Route of administration studied
All Phase 1, 2, and 3 trials of retatrutide have used subcutaneous injection — delivery into the fatty tissue just beneath the skin — administered once weekly [1][2][4]. No oral, intravenous, or intramuscular formulations have been reported in the clinical record as of mid-2026. The exact injection site (abdomen, thigh, upper arm) was not specified uniformly across all trial protocols.

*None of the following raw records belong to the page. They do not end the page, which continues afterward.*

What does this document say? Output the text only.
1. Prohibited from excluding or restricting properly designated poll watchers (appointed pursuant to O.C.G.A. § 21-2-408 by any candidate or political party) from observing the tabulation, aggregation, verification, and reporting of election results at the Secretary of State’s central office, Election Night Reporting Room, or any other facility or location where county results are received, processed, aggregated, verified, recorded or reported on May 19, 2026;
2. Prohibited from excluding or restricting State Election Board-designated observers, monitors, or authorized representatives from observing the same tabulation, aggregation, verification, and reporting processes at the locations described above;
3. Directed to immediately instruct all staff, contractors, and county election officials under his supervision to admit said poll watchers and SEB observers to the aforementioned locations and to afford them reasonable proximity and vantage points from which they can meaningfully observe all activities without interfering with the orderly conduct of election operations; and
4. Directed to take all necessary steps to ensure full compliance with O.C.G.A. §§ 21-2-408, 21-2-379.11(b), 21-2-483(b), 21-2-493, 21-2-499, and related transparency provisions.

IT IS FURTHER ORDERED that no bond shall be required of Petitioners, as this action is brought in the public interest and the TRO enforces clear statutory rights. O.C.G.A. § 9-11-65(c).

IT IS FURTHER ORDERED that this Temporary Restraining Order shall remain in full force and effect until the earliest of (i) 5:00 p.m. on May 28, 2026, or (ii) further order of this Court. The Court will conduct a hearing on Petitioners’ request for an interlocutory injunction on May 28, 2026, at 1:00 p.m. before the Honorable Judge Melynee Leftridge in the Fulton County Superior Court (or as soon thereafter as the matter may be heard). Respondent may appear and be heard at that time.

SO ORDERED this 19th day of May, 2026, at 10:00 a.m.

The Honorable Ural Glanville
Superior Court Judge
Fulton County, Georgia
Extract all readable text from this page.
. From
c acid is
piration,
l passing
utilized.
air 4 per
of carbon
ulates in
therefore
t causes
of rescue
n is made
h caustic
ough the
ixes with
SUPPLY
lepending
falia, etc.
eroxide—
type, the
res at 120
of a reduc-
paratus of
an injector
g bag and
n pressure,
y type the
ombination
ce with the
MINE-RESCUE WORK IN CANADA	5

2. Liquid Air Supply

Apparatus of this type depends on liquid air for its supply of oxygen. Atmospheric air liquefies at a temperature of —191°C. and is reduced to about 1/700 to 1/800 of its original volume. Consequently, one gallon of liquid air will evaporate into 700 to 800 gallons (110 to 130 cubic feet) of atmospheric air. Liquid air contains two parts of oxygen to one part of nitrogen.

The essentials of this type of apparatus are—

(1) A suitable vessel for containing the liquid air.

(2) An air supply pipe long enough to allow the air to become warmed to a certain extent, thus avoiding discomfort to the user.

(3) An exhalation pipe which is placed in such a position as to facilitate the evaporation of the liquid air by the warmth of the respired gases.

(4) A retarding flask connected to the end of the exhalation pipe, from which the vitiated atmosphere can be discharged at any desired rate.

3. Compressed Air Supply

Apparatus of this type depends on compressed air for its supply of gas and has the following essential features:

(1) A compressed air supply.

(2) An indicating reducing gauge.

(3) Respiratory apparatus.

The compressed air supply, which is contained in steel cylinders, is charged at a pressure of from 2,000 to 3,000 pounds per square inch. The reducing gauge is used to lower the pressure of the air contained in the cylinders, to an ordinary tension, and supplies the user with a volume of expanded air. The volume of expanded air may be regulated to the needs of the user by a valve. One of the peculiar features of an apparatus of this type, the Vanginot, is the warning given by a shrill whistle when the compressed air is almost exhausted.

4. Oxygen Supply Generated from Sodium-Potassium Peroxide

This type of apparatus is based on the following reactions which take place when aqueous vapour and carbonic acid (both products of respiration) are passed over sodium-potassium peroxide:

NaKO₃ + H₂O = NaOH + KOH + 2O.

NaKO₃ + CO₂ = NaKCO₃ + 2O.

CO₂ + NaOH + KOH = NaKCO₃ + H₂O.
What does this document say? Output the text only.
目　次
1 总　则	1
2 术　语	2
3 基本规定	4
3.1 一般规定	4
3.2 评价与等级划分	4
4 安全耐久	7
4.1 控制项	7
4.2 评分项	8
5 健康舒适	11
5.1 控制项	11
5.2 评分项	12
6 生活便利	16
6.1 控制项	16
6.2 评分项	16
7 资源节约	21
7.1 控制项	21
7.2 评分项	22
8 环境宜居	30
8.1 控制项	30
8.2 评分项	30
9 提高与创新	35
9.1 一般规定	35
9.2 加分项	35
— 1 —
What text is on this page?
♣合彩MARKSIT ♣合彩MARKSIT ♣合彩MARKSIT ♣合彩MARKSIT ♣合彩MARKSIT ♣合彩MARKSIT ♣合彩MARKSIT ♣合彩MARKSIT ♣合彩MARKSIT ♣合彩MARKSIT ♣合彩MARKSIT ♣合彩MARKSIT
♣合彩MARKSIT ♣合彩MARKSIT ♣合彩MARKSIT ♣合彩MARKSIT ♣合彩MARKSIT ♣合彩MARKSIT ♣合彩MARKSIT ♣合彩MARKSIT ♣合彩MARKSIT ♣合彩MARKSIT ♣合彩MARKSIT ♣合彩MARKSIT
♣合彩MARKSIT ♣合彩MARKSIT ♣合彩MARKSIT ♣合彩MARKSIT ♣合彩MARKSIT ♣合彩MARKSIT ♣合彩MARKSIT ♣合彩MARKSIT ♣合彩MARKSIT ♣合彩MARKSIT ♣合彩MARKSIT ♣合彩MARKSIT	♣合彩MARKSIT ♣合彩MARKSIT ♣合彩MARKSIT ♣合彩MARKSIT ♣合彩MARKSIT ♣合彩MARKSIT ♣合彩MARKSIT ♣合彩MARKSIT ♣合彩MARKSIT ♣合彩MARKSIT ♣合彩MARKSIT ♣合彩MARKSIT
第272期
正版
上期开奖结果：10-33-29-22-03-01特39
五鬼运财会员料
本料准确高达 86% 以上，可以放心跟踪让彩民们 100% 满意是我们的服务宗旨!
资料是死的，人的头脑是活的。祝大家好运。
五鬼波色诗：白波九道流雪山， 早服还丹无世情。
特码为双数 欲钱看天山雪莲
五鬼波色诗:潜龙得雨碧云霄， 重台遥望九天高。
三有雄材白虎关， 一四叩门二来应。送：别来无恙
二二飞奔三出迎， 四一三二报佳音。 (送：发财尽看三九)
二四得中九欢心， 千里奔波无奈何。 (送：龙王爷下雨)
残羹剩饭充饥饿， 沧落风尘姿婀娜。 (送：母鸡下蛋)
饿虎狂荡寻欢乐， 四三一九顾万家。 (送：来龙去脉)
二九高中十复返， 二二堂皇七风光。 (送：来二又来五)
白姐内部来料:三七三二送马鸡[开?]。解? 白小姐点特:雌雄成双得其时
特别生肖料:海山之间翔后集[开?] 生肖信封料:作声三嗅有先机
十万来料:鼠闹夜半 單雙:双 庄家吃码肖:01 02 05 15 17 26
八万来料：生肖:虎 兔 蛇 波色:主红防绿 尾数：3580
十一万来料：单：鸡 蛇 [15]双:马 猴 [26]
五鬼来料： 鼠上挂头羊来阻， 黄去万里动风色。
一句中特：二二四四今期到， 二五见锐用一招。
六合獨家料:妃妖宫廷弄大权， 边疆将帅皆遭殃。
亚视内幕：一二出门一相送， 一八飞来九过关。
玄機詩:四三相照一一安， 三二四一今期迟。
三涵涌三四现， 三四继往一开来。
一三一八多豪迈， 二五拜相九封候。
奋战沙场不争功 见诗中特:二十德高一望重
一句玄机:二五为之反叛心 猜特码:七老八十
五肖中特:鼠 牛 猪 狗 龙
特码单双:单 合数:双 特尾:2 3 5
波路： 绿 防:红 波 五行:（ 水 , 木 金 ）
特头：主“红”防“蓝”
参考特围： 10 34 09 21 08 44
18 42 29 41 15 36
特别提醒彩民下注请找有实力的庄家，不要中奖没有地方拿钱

Retatrutide stability and storage context
Retatrutide has been studied only as a clinical-trial investigational product administered by a healthcare professional under clinical conditions. No approved formulation standard, storage protocol, or stability specification exists for any non-trial preparation [2]. The stability notes in the trial record are proprietary to Eli Lilly's investigational drug master file; they have not been published.
How to reconstitute retatrutide
There is no published, validated reconstitution protocol for retatrutide. It is an investigational compound with no approved formulation. In clinical trials, retatrutide was provided by the manufacturer as a pre-prepared solution for subcutaneous injection — it was not reconstituted at the site. Gray-market research-labeled vials may require reconstitution, but no standard exists, and such material has not been verified for identity, purity, or sterility [1]. Publishing a reconstitution recipe for an unregulated, unapproved injectable compound would be irresponsible and goes beyond the editorial remit of this site.
Retatrutide cost
Retatrutide has no approved price because it has no approved indication. It is not available by prescription. No manufacturer list price, insurance coverage, or pharmacy acquisition cost exists for retatrutide as of mid-2026. Comparable approved incretin-class agents have carried annual list prices in the tens of thousands of dollars in the United States prior to insurance coverage and manufacturer programs. What retatrutide would cost upon approval — and what access pathways would exist — is speculative until Phase 3 outcomes drive regulatory and commercial decisions. Gray-market pricing for research-labeled material varies widely and reflects unregulated supply chains, not pharmaceutical pricing standards.